Maka beliau menganjurkan kepada para wartawannya, untuk menulis ‘’berita yang bercerita’’. Menulis kisah-kisah melalui observasi mendalam. Robert Krulwich, koresponden ABC News, pun berkata serupa. ‘’Sesungguhnya wartawan adalah pendongeng (story teller),’’ ujarnya. Krulwich menganjurkan wartawan ‘menemukan metafor atau struktur tersembunyi dalam setiap peristiwa’, yang orisinal dan membuatnya bisa dikenang. Perlakukan setiap kisah sebagai sesuatu yang unik, dan biarkan materi menemukan strukturnya sendiri.

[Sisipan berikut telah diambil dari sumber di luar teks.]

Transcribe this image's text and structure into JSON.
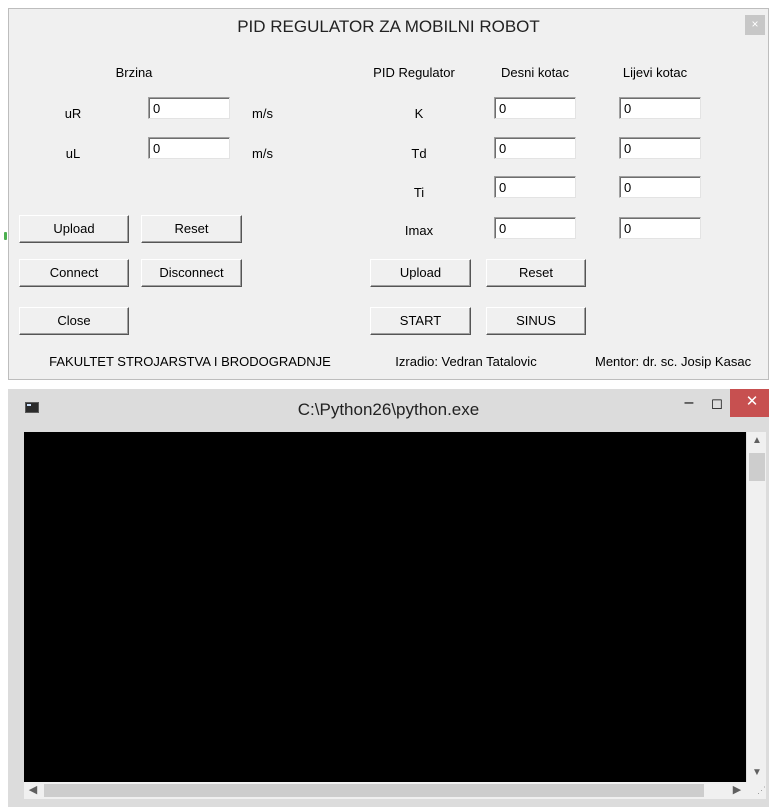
{
  "pid_window": {
    "title": "PID REGULATOR ZA MOBILNI ROBOT",
    "close_glyph": "×",
    "speed": {
      "header": "Brzina",
      "uR_label": "uR",
      "uR_value": "0",
      "uR_unit": "m/s",
      "uL_label": "uL",
      "uL_value": "0",
      "uL_unit": "m/s"
    },
    "left_buttons": {
      "upload": "Upload",
      "reset": "Reset",
      "connect": "Connect",
      "disconnect": "Disconnect",
      "close": "Close"
    },
    "pid": {
      "header": "PID Regulator",
      "right_header": "Desni kotac",
      "left_header": "Lijevi kotac",
      "rows": [
        {
          "label": "K",
          "right": "0",
          "left": "0"
        },
        {
          "label": "Td",
          "right": "0",
          "left": "0"
        },
        {
          "label": "Ti",
          "right": "0",
          "left": "0"
        },
        {
          "label": "Imax",
          "right": "0",
          "left": "0"
        }
      ]
    },
    "pid_buttons": {
      "upload": "Upload",
      "reset": "Reset",
      "start": "START",
      "sinus": "SINUS"
    },
    "footer": {
      "faculty": "FAKULTET STROJARSTVA I BRODOGRADNJE",
      "author": "Izradio: Vedran Tatalovic",
      "mentor": "Mentor: dr. sc. Josip Kasac"
    }
  },
  "console_window": {
    "title": "C:\\Python26\\python.exe",
    "minimize_glyph": "–",
    "maximize_glyph": "☐",
    "close_glyph": "✕",
    "scroll_up": "▲",
    "scroll_down": "▼",
    "scroll_left": "◀",
    "scroll_right": "▶"
  },
  "icons": {
    "console_app_icon": "console-icon",
    "close": "close-icon"
  },
  "colors": {
    "window_bg": "#f0f0f0",
    "console_bg": "#000000",
    "close_red": "#c75050"
  }
}
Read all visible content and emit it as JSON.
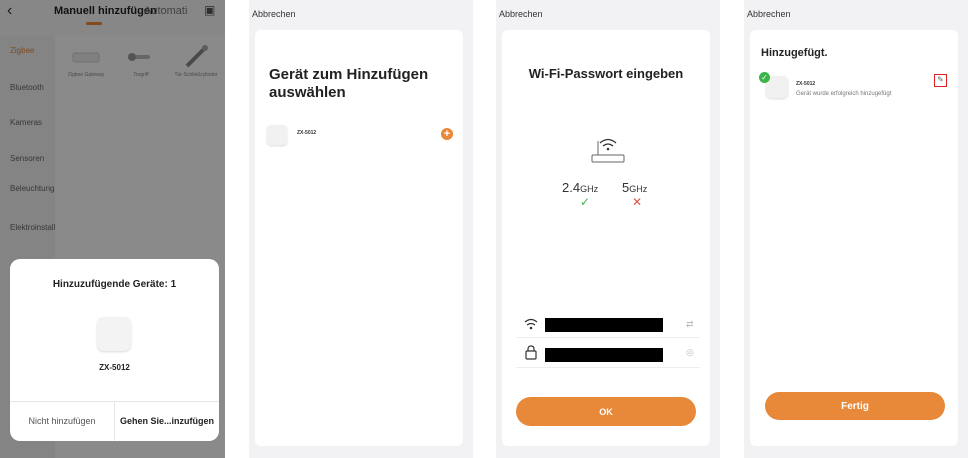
{
  "screen1": {
    "back_icon": "chevron-left-icon",
    "tab_manual": "Manuell hinzufügen",
    "tab_auto": "Automati",
    "scan_icon": "scan-icon",
    "categories": [
      "Zigbee",
      "Bluetooth",
      "Kameras",
      "Sensoren",
      "Beleuchtung",
      "Elektroinstallationen"
    ],
    "products": [
      "Zigbee Gateway",
      "Torgriff",
      "Tür-Schließzylinder"
    ],
    "sheet": {
      "title": "Hinzuzufügende Geräte: 1",
      "device_model": "ZX-5012",
      "skip_label": "Nicht hinzufügen",
      "go_label": "Gehen Sie...inzufügen"
    }
  },
  "screen2": {
    "cancel_label": "Abbrechen",
    "title": "Gerät zum Hinzufügen auswählen",
    "device_model": "ZX-5012",
    "add_label": "+"
  },
  "screen3": {
    "cancel_label": "Abbrechen",
    "title": "Wi-Fi-Passwort eingeben",
    "band_24": "2.4",
    "band_5": "5",
    "band_unit": "GHz",
    "ok_label": "OK"
  },
  "screen4": {
    "cancel_label": "Abbrechen",
    "title": "Hinzugefügt.",
    "device_model": "ZX-5012",
    "status": "Gerät wurde erfolgreich hinzugefügt",
    "done_label": "Fertig"
  },
  "colors": {
    "accent": "#e8893a",
    "success": "#3bb54a",
    "error": "#e0554a",
    "highlight_box": "#e02020"
  }
}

Eksplorasi terhadap karakter (who-siapa) adalah hal penting untuk menarik orang masuk ke dalam tulisan. Detail-detail kecil dapat mengungkapkan seseorang menjadi manusiawi dan nyata. Penulisan berita naratif adalah menulis dengan sikap. Terkadang didorong oleh empatinya, wartawan secara emosional masuk ke dalam peristiwa. Bukan untuk menyusupkan opininya, melainkan berniat komprehensif dan menghidupkan cerita.

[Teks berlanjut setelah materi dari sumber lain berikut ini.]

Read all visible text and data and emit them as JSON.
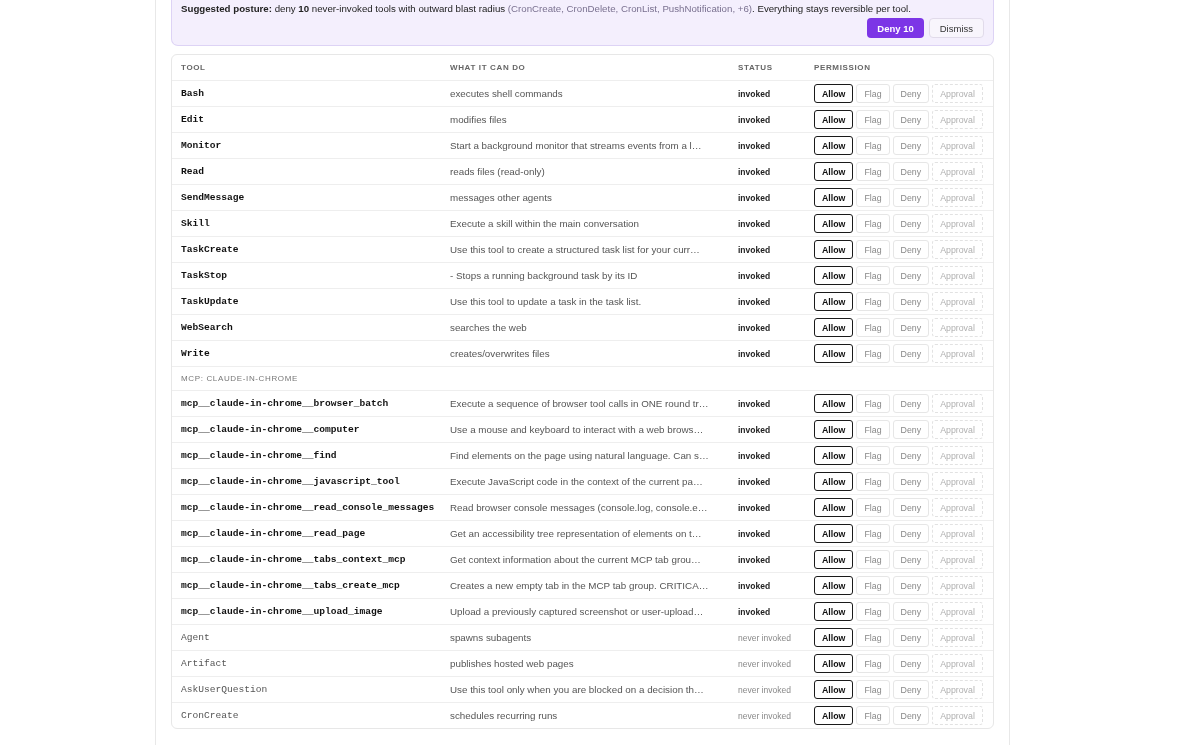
{
  "suggestion": {
    "text": "**Suggested posture:** deny **10** never-invoked tools with outward blast radius",
    "examples": "(CronCreate, CronDelete, CronList, PushNotification, +6)",
    "tail": ". Everything stays reversible per tool.",
    "buttons": [
      {
        "label": "Deny 10",
        "kind": "deny"
      },
      {
        "label": "Dismiss",
        "kind": "dismiss"
      }
    ]
  },
  "table": {
    "columns": [
      "TOOL",
      "WHAT IT CAN DO",
      "STATUS",
      "PERMISSION"
    ],
    "rows": [
      {
        "kind": "tool",
        "tool": "Bash",
        "description": "executes shell commands",
        "status": "invoked",
        "invoked": true,
        "permission": [
          {
            "label": "Allow",
            "selected": true,
            "disabled": false
          },
          {
            "label": "Flag",
            "selected": false,
            "disabled": false
          },
          {
            "label": "Deny",
            "selected": false,
            "disabled": false
          },
          {
            "label": "Approval",
            "selected": false,
            "disabled": true
          }
        ]
      },
      {
        "kind": "tool",
        "tool": "Edit",
        "description": "modifies files",
        "status": "invoked",
        "invoked": true,
        "permission": [
          {
            "label": "Allow",
            "selected": true,
            "disabled": false
          },
          {
            "label": "Flag",
            "selected": false,
            "disabled": false
          },
          {
            "label": "Deny",
            "selected": false,
            "disabled": false
          },
          {
            "label": "Approval",
            "selected": false,
            "disabled": true
          }
        ]
      },
      {
        "kind": "tool",
        "tool": "Monitor",
        "description": "Start a background monitor that streams events from a l…",
        "status": "invoked",
        "invoked": true,
        "permission": [
          {
            "label": "Allow",
            "selected": true,
            "disabled": false
          },
          {
            "label": "Flag",
            "selected": false,
            "disabled": false
          },
          {
            "label": "Deny",
            "selected": false,
            "disabled": false
          },
          {
            "label": "Approval",
            "selected": false,
            "disabled": true
          }
        ]
      },
      {
        "kind": "tool",
        "tool": "Read",
        "description": "reads files (read-only)",
        "status": "invoked",
        "invoked": true,
        "permission": [
          {
            "label": "Allow",
            "selected": true,
            "disabled": false
          },
          {
            "label": "Flag",
            "selected": false,
            "disabled": false
          },
          {
            "label": "Deny",
            "selected": false,
            "disabled": false
          },
          {
            "label": "Approval",
            "selected": false,
            "disabled": true
          }
        ]
      },
      {
        "kind": "tool",
        "tool": "SendMessage",
        "description": "messages other agents",
        "status": "invoked",
        "invoked": true,
        "permission": [
          {
            "label": "Allow",
            "selected": true,
            "disabled": false
          },
          {
            "label": "Flag",
            "selected": false,
            "disabled": false
          },
          {
            "label": "Deny",
            "selected": false,
            "disabled": false
          },
          {
            "label": "Approval",
            "selected": false,
            "disabled": true
          }
        ]
      },
      {
        "kind": "tool",
        "tool": "Skill",
        "description": "Execute a skill within the main conversation",
        "status": "invoked",
        "invoked": true,
        "permission": [
          {
            "label": "Allow",
            "selected": true,
            "disabled": false
          },
          {
            "label": "Flag",
            "selected": false,
            "disabled": false
          },
          {
            "label": "Deny",
            "selected": false,
            "disabled": false
          },
          {
            "label": "Approval",
            "selected": false,
            "disabled": true
          }
        ]
      },
      {
        "kind": "tool",
        "tool": "TaskCreate",
        "description": "Use this tool to create a structured task list for your curr…",
        "status": "invoked",
        "invoked": true,
        "permission": [
          {
            "label": "Allow",
            "selected": true,
            "disabled": false
          },
          {
            "label": "Flag",
            "selected": false,
            "disabled": false
          },
          {
            "label": "Deny",
            "selected": false,
            "disabled": false
          },
          {
            "label": "Approval",
            "selected": false,
            "disabled": true
          }
        ]
      },
      {
        "kind": "tool",
        "tool": "TaskStop",
        "description": "- Stops a running background task by its ID",
        "status": "invoked",
        "invoked": true,
        "permission": [
          {
            "label": "Allow",
            "selected": true,
            "disabled": false
          },
          {
            "label": "Flag",
            "selected": false,
            "disabled": false
          },
          {
            "label": "Deny",
            "selected": false,
            "disabled": false
          },
          {
            "label": "Approval",
            "selected": false,
            "disabled": true
          }
        ]
      },
      {
        "kind": "tool",
        "tool": "TaskUpdate",
        "description": "Use this tool to update a task in the task list.",
        "status": "invoked",
        "invoked": true,
        "permission": [
          {
            "label": "Allow",
            "selected": true,
            "disabled": false
          },
          {
            "label": "Flag",
            "selected": false,
            "disabled": false
          },
          {
            "label": "Deny",
            "selected": false,
            "disabled": false
          },
          {
            "label": "Approval",
            "selected": false,
            "disabled": true
          }
        ]
      },
      {
        "kind": "tool",
        "tool": "WebSearch",
        "description": "searches the web",
        "status": "invoked",
        "invoked": true,
        "permission": [
          {
            "label": "Allow",
            "selected": true,
            "disabled": false
          },
          {
            "label": "Flag",
            "selected": false,
            "disabled": false
          },
          {
            "label": "Deny",
            "selected": false,
            "disabled": false
          },
          {
            "label": "Approval",
            "selected": false,
            "disabled": true
          }
        ]
      },
      {
        "kind": "tool",
        "tool": "Write",
        "description": "creates/overwrites files",
        "status": "invoked",
        "invoked": true,
        "permission": [
          {
            "label": "Allow",
            "selected": true,
            "disabled": false
          },
          {
            "label": "Flag",
            "selected": false,
            "disabled": false
          },
          {
            "label": "Deny",
            "selected": false,
            "disabled": false
          },
          {
            "label": "Approval",
            "selected": false,
            "disabled": true
          }
        ]
      },
      {
        "kind": "section",
        "label": "MCP: CLAUDE-IN-CHROME"
      },
      {
        "kind": "tool",
        "tool": "mcp__claude-in-chrome__browser_batch",
        "description": "Execute a sequence of browser tool calls in ONE round tr…",
        "status": "invoked",
        "invoked": true,
        "permission": [
          {
            "label": "Allow",
            "selected": true,
            "disabled": false
          },
          {
            "label": "Flag",
            "selected": false,
            "disabled": false
          },
          {
            "label": "Deny",
            "selected": false,
            "disabled": false
          },
          {
            "label": "Approval",
            "selected": false,
            "disabled": true
          }
        ]
      },
      {
        "kind": "tool",
        "tool": "mcp__claude-in-chrome__computer",
        "description": "Use a mouse and keyboard to interact with a web brows…",
        "status": "invoked",
        "invoked": true,
        "permission": [
          {
            "label": "Allow",
            "selected": true,
            "disabled": false
          },
          {
            "label": "Flag",
            "selected": false,
            "disabled": false
          },
          {
            "label": "Deny",
            "selected": false,
            "disabled": false
          },
          {
            "label": "Approval",
            "selected": false,
            "disabled": true
          }
        ]
      },
      {
        "kind": "tool",
        "tool": "mcp__claude-in-chrome__find",
        "description": "Find elements on the page using natural language. Can s…",
        "status": "invoked",
        "invoked": true,
        "permission": [
          {
            "label": "Allow",
            "selected": true,
            "disabled": false
          },
          {
            "label": "Flag",
            "selected": false,
            "disabled": false
          },
          {
            "label": "Deny",
            "selected": false,
            "disabled": false
          },
          {
            "label": "Approval",
            "selected": false,
            "disabled": true
          }
        ]
      },
      {
        "kind": "tool",
        "tool": "mcp__claude-in-chrome__javascript_tool",
        "description": "Execute JavaScript code in the context of the current pa…",
        "status": "invoked",
        "invoked": true,
        "permission": [
          {
            "label": "Allow",
            "selected": true,
            "disabled": false
          },
          {
            "label": "Flag",
            "selected": false,
            "disabled": false
          },
          {
            "label": "Deny",
            "selected": false,
            "disabled": false
          },
          {
            "label": "Approval",
            "selected": false,
            "disabled": true
          }
        ]
      },
      {
        "kind": "tool",
        "tool": "mcp__claude-in-chrome__read_console_messages",
        "description": "Read browser console messages (console.log, console.e…",
        "status": "invoked",
        "invoked": true,
        "permission": [
          {
            "label": "Allow",
            "selected": true,
            "disabled": false
          },
          {
            "label": "Flag",
            "selected": false,
            "disabled": false
          },
          {
            "label": "Deny",
            "selected": false,
            "disabled": false
          },
          {
            "label": "Approval",
            "selected": false,
            "disabled": true
          }
        ]
      },
      {
        "kind": "tool",
        "tool": "mcp__claude-in-chrome__read_page",
        "description": "Get an accessibility tree representation of elements on t…",
        "status": "invoked",
        "invoked": true,
        "permission": [
          {
            "label": "Allow",
            "selected": true,
            "disabled": false
          },
          {
            "label": "Flag",
            "selected": false,
            "disabled": false
          },
          {
            "label": "Deny",
            "selected": false,
            "disabled": false
          },
          {
            "label": "Approval",
            "selected": false,
            "disabled": true
          }
        ]
      },
      {
        "kind": "tool",
        "tool": "mcp__claude-in-chrome__tabs_context_mcp",
        "description": "Get context information about the current MCP tab grou…",
        "status": "invoked",
        "invoked": true,
        "permission": [
          {
            "label": "Allow",
            "selected": true,
            "disabled": false
          },
          {
            "label": "Flag",
            "selected": false,
            "disabled": false
          },
          {
            "label": "Deny",
            "selected": false,
            "disabled": false
          },
          {
            "label": "Approval",
            "selected": false,
            "disabled": true
          }
        ]
      },
      {
        "kind": "tool",
        "tool": "mcp__claude-in-chrome__tabs_create_mcp",
        "description": "Creates a new empty tab in the MCP tab group. CRITICA…",
        "status": "invoked",
        "invoked": true,
        "permission": [
          {
            "label": "Allow",
            "selected": true,
            "disabled": false
          },
          {
            "label": "Flag",
            "selected": false,
            "disabled": false
          },
          {
            "label": "Deny",
            "selected": false,
            "disabled": false
          },
          {
            "label": "Approval",
            "selected": false,
            "disabled": true
          }
        ]
      },
      {
        "kind": "tool",
        "tool": "mcp__claude-in-chrome__upload_image",
        "description": "Upload a previously captured screenshot or user-upload…",
        "status": "invoked",
        "invoked": true,
        "permission": [
          {
            "label": "Allow",
            "selected": true,
            "disabled": false
          },
          {
            "label": "Flag",
            "selected": false,
            "disabled": false
          },
          {
            "label": "Deny",
            "selected": false,
            "disabled": false
          },
          {
            "label": "Approval",
            "selected": false,
            "disabled": true
          }
        ]
      },
      {
        "kind": "tool",
        "tool": "Agent",
        "description": "spawns subagents",
        "status": "never invoked",
        "invoked": false,
        "permission": [
          {
            "label": "Allow",
            "selected": true,
            "disabled": false
          },
          {
            "label": "Flag",
            "selected": false,
            "disabled": false
          },
          {
            "label": "Deny",
            "selected": false,
            "disabled": false
          },
          {
            "label": "Approval",
            "selected": false,
            "disabled": true
          }
        ]
      },
      {
        "kind": "tool",
        "tool": "Artifact",
        "description": "publishes hosted web pages",
        "status": "never invoked",
        "invoked": false,
        "permission": [
          {
            "label": "Allow",
            "selected": true,
            "disabled": false
          },
          {
            "label": "Flag",
            "selected": false,
            "disabled": false
          },
          {
            "label": "Deny",
            "selected": false,
            "disabled": false
          },
          {
            "label": "Approval",
            "selected": false,
            "disabled": true
          }
        ]
      },
      {
        "kind": "tool",
        "tool": "AskUserQuestion",
        "description": "Use this tool only when you are blocked on a decision th…",
        "status": "never invoked",
        "invoked": false,
        "permission": [
          {
            "label": "Allow",
            "selected": true,
            "disabled": false
          },
          {
            "label": "Flag",
            "selected": false,
            "disabled": false
          },
          {
            "label": "Deny",
            "selected": false,
            "disabled": false
          },
          {
            "label": "Approval",
            "selected": false,
            "disabled": true
          }
        ]
      },
      {
        "kind": "tool",
        "tool": "CronCreate",
        "description": "schedules recurring runs",
        "status": "never invoked",
        "invoked": false,
        "permission": [
          {
            "label": "Allow",
            "selected": true,
            "disabled": false
          },
          {
            "label": "Flag",
            "selected": false,
            "disabled": false
          },
          {
            "label": "Deny",
            "selected": false,
            "disabled": false
          },
          {
            "label": "Approval",
            "selected": false,
            "disabled": true
          }
        ]
      }
    ]
  }
}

Diperlukan kecakapan teknis untuk bercerita lebih kreatif dan lebih komunikatif , agar berita mampu mengungkap hal-hal yang bernilai untuk mempengaruhi sikap publik yang positif. Sejauh ini berita seakan terperangkap dalam efektivitas bungkus dan kemasan, yang sangat dikekang waktu (durasi) dan ruang (space). Bukan pada makna penting isinya. Produktivitas yang dituntut perusahaan media memaksa wartawan berkarya dengan hitungan jumlah berita, bukan pada kemampuannya memberi makna peristiwa.
Hiburan Dangkal
Sebuah penelitian di Amerika oleh Project for Excellence in Journalism antara 1998-2000 mendapati stasiun TV yang mampu menyajikan berita-berita lokal berkualitas, naik ratingnya dua kali lipat. Sebaliknya stasiun yang puas hanya menyajikan berita hiburan dangkal, merosot ratingnya. Ini memperlihatkan bahwa menarik audiens hanya dengan menyajikan tontonan yang enak dilihat dan menghibur, akan gagal sebagai strategi jurnalisme jangka panjang.
Alasannya, jika Anda hanya menyuapi pemirsa dengan masalah sepele dan hiburan, Anda akan memudarkan selera dan pengharapan sejumlah orang terhadap sesuatu yang lain. Pemirsa cenderung malas mencari alternatif. Pemirsa tak lagi peduli stasiun mana yang mereka tonton.
Jadi, sudah matikah jurnalisme?
James Carey, seorang profesor di Columbia University, AS menuliskan, sejarah jurnalisme selama 300 tahun terakhir telah berpindah dari kepatuhan partai politik menuju kepentingan publik. Media menyadari adanya publik yang jumlahnya besar tetapi diam karena miskin akses informasi. Publik itu pula yang termarjinalkan dan terpental dari sirkuit ekonomi yang selalu bias kepentingan. Sejak kelahirannya, jurnalisme telah bertekad memenuhi panggilan sucinya, yaitu mengangkat kelompok pinggiran ini agar mampu menaikkan posisi tawar politiknya di hadapan para elite.
Mungkin jurnalisme belum mati benar. Ia hanya sekarat memikirkan peran barunya di jagat raya yang serba berkelebat.